Nachdem er fertig war, verfeinerte er jeden Teller noch mit ein paar lokalen Kräutern von denen er dachte, dass sie möglicherweise gut dazu paßten. Nur beim Häuptling machte er eine Ausnahme, er war von dem alten Mann so beeindruckt gewesen, dass er sich verpflichtet fühlte, die Portion des Oberhaupts hervorzuheben. Da fiel ihm ein, dass er noch ein Glas Essiggurken in seiner Reisetasche hatte. Er holte eine Hervor und betrachtete sie. Einfach drauf legen? In zwei Hälften schneiden? Das war alles nicht sehr besonders, dachte er sich. Als er sich nach einer Inspirationsquelle umsah, erschien ihm vor seinem geistigen Auge der pompöse Federschmuck des Häuptlings und da wußte er, was er tun würde. Er schnitt das Gürkchen fächerförmig auf und drapierte es in der Mitte des Tellers, darauf verteilte er dann noch vorsichtig geschlagenen Milchschaum um die Federn zu symbolisieren. Als er fertig war, grinste er, das war eine gute Idee, das mußte er sich merken.

Das Essen war ein voller Erfolg und die Bewohner des kleinen Dorfes freuten sich über die kulinarische Abwechslung. Besonders staunte der Häuptling über den süß-sauren Federschmuck auf seinem Teller. Nach dem Essen wurde noch ein großes Feuer entfacht und bis zum Abend fragten ihn vor allem die Kinder Löcher in den Bauch, gerne beantwortete er ihre Fragen und freute sich über das simple aber ehrliche Interesse and ihm und seiner Heimat. Er lernte sie durch die Augen der Anderen zu sehen und lernte sie wieder mehr schätzen. Als die Sonne begann vom Himmel zu sinken, kam der Kutscher auf ihn zu und teilte ihm mit, dass es Zeit zu gehen sei, wenn sie noch am selben Abend ankommen wollten.
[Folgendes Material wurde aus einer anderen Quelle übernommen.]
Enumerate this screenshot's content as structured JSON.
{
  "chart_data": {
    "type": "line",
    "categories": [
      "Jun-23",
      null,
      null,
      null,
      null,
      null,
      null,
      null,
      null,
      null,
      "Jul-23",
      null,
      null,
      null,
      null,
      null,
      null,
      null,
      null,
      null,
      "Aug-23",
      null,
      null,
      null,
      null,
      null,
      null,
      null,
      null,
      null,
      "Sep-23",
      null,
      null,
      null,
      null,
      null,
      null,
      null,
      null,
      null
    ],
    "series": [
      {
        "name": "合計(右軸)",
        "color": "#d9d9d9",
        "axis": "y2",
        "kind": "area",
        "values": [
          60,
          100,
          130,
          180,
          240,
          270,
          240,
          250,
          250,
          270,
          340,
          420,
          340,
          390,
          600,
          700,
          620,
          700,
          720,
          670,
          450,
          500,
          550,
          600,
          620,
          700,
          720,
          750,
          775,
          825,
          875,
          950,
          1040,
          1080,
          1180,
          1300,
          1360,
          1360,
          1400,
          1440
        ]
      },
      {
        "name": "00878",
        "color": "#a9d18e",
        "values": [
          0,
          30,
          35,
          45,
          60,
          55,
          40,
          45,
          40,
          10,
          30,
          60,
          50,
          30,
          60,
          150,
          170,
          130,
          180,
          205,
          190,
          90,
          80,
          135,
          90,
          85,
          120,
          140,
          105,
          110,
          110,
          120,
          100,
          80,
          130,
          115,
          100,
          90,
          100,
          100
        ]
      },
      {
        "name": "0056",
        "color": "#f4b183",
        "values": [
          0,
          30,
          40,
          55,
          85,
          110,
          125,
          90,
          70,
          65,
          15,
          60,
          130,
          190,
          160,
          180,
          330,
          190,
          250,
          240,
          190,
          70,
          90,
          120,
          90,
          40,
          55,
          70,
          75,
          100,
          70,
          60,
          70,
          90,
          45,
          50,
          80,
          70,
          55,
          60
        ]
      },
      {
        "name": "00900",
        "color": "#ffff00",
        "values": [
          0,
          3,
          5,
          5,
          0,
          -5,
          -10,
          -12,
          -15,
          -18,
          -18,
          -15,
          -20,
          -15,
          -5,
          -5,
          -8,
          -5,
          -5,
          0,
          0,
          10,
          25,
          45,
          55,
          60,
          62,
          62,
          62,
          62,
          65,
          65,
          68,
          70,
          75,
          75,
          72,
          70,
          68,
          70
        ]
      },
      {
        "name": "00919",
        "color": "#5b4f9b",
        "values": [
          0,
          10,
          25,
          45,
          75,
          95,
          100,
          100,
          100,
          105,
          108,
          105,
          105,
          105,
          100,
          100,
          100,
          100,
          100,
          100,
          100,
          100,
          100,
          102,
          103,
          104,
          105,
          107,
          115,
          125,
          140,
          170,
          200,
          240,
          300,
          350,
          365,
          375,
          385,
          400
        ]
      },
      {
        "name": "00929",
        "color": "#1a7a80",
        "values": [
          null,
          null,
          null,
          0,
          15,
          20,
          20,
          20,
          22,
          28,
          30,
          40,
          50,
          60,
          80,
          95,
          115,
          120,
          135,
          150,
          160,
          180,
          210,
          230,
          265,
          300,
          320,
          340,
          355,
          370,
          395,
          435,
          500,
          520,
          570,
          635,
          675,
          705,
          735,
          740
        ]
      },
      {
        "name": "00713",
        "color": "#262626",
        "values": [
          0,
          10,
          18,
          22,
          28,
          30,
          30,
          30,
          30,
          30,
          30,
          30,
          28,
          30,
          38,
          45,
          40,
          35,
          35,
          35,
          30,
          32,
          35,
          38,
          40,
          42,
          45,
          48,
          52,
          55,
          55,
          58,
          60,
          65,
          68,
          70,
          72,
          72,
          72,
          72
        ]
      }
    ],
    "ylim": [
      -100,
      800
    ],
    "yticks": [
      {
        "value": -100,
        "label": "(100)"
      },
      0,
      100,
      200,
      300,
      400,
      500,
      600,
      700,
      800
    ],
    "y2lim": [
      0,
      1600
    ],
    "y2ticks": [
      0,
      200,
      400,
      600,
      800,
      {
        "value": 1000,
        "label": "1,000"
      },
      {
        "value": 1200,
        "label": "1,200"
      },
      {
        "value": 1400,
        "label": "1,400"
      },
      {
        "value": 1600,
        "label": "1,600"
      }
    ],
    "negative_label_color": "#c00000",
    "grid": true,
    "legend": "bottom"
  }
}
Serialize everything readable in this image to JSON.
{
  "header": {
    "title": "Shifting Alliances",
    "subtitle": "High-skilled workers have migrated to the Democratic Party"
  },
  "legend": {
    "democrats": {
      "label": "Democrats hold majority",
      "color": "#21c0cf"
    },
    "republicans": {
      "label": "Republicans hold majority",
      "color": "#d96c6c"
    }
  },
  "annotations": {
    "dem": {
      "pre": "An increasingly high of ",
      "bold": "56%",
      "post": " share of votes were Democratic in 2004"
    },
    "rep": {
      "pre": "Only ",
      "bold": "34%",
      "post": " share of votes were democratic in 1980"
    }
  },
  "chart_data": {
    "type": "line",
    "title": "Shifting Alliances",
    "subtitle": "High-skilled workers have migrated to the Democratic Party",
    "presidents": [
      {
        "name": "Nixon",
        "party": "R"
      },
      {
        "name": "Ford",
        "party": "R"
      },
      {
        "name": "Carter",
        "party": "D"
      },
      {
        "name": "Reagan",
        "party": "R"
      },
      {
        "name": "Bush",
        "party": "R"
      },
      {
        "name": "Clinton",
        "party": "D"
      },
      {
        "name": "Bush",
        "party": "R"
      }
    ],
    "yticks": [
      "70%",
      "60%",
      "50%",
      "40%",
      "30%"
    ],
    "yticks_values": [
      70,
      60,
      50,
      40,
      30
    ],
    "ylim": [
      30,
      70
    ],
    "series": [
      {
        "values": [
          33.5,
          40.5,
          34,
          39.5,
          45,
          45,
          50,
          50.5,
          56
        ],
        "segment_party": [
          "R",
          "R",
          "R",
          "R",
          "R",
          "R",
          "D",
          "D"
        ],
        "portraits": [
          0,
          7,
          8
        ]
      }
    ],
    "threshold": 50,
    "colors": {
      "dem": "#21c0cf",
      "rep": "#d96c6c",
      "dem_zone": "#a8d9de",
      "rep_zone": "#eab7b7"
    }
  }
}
Wolfgang bedankte und verabschiedete sich von allen. Als er schließlich in der Kutsche saß, mußte er lachen. Ein Fächergurkerl, wunderbar, das würde er in Wien einführen, es sollte ihn immer an das hier Erlebte erinnern.

Und das war die Geburtsstunde des Fächergurkerls. Wahre Geschichte.